There are certainly many places in the world in Asia and Africa where girls and young women are forced by their parents into marriages to which they do not meaningfully consent, and those women then go on to have negative experiences as a result, ranging from marital rape and domestic violence to childbearing before the mothers are developmentally ready to have children, to losses of economic and educational opportunities, to loss of autonomy and happiness in life.

This is not the norm in the United States at this time, and it is understandable that someone might b concerned that these undesirable practices could be exported to the United States by immigrant populations or by extremist (by U.S. standards) religious groups.

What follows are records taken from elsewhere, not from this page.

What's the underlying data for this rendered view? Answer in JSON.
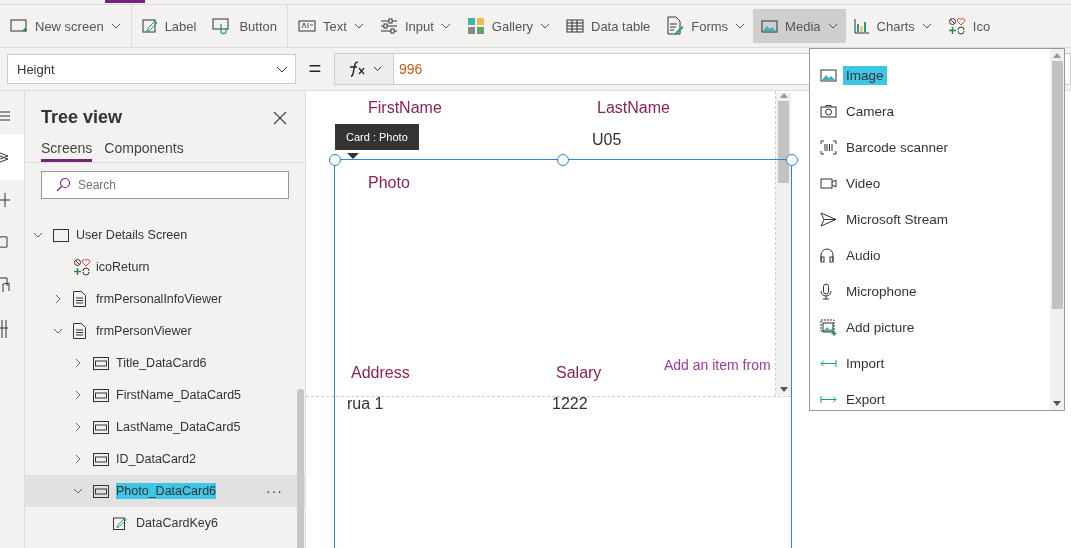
{
  "toolbar": {
    "items": [
      {
        "label": "New screen",
        "kind": "screen",
        "has_menu": true,
        "selected": false
      },
      {
        "label": "Label",
        "kind": "label",
        "has_menu": false,
        "selected": false
      },
      {
        "label": "Button",
        "kind": "button",
        "has_menu": false,
        "selected": false
      },
      {
        "label": "Text",
        "kind": "text",
        "has_menu": true,
        "selected": false
      },
      {
        "label": "Input",
        "kind": "input",
        "has_menu": true,
        "selected": false
      },
      {
        "label": "Gallery",
        "kind": "gallery",
        "has_menu": true,
        "selected": false
      },
      {
        "label": "Data table",
        "kind": "table",
        "has_menu": false,
        "selected": false
      },
      {
        "label": "Forms",
        "kind": "forms",
        "has_menu": true,
        "selected": false
      },
      {
        "label": "Media",
        "kind": "media",
        "has_menu": true,
        "selected": true
      },
      {
        "label": "Charts",
        "kind": "charts",
        "has_menu": true,
        "selected": false
      },
      {
        "label": "Ico",
        "kind": "icons",
        "has_menu": false,
        "selected": false
      }
    ]
  },
  "formula_bar": {
    "property": "Height",
    "equals": "=",
    "formula": "996"
  },
  "tree_view": {
    "title": "Tree view",
    "tabs": [
      {
        "label": "Screens",
        "selected": true
      },
      {
        "label": "Components",
        "selected": false
      }
    ],
    "search": {
      "placeholder": "Search"
    },
    "items": [
      {
        "label": "User Details Screen",
        "kind": "screen",
        "expanded": true,
        "selected": false,
        "highlighted": false,
        "children": [
          {
            "label": "icoReturn",
            "kind": "icons",
            "selected": false,
            "highlighted": false
          },
          {
            "label": "frmPersonalInfoViewer",
            "kind": "form",
            "expanded": false,
            "selected": false,
            "highlighted": false
          },
          {
            "label": "frmPersonViewer",
            "kind": "form",
            "expanded": true,
            "selected": false,
            "highlighted": false,
            "children": [
              {
                "label": "Title_DataCard6",
                "kind": "card",
                "expanded": false,
                "selected": false,
                "highlighted": false
              },
              {
                "label": "FirstName_DataCard5",
                "kind": "card",
                "expanded": false,
                "selected": false,
                "highlighted": false
              },
              {
                "label": "LastName_DataCard5",
                "kind": "card",
                "expanded": false,
                "selected": false,
                "highlighted": false
              },
              {
                "label": "ID_DataCard2",
                "kind": "card",
                "expanded": false,
                "selected": false,
                "highlighted": false
              },
              {
                "label": "Photo_DataCard6",
                "kind": "card",
                "expanded": true,
                "selected": true,
                "highlighted": true,
                "more": "···",
                "children": [
                  {
                    "label": "DataCardKey6",
                    "kind": "edit",
                    "selected": false,
                    "highlighted": false
                  }
                ]
              }
            ]
          }
        ]
      }
    ]
  },
  "canvas": {
    "tooltip": "Card : Photo",
    "fields": [
      {
        "kind": "label",
        "text": "FirstName"
      },
      {
        "kind": "label",
        "text": "LastName"
      },
      {
        "kind": "value",
        "text": "U05"
      },
      {
        "kind": "label",
        "text": "Photo"
      },
      {
        "kind": "label",
        "text": "Address"
      },
      {
        "kind": "label",
        "text": "Salary"
      },
      {
        "kind": "hint",
        "text": "Add an item from"
      },
      {
        "kind": "value",
        "text": "rua 1"
      },
      {
        "kind": "value",
        "text": "1222"
      }
    ]
  },
  "media_menu": {
    "items": [
      {
        "label": "Image",
        "kind": "image",
        "highlighted": true
      },
      {
        "label": "Camera",
        "kind": "camera",
        "highlighted": false
      },
      {
        "label": "Barcode scanner",
        "kind": "barcode",
        "highlighted": false
      },
      {
        "label": "Video",
        "kind": "video",
        "highlighted": false
      },
      {
        "label": "Microsoft Stream",
        "kind": "stream",
        "highlighted": false
      },
      {
        "label": "Audio",
        "kind": "audio",
        "highlighted": false
      },
      {
        "label": "Microphone",
        "kind": "microphone",
        "highlighted": false
      },
      {
        "label": "Add picture",
        "kind": "addpicture",
        "highlighted": false
      },
      {
        "label": "Import",
        "kind": "import",
        "highlighted": false
      },
      {
        "label": "Export",
        "kind": "export",
        "highlighted": false
      }
    ]
  }
}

But, because of the way that the institution of marriage has evolved in recent U.S. history, and because of the nature of the legal safeguards in place in cases of marriages by minors, these relatively rare marriages are not something about which great public concern is appropriate. 

If anything, the bar to marriage by minors where it is appropriate is set too high and pregnant teens are more often harmed by a failure to marry than by being given permission from a judge or a parent to marry. The fact that significantly less than 6% of mothers in New Jersey who have children under the age of eighteen are married, when the economic benefit of doing so to the mother are very often positive, suggests that child marriage is too hard to get, rather than too common, in New Jersey.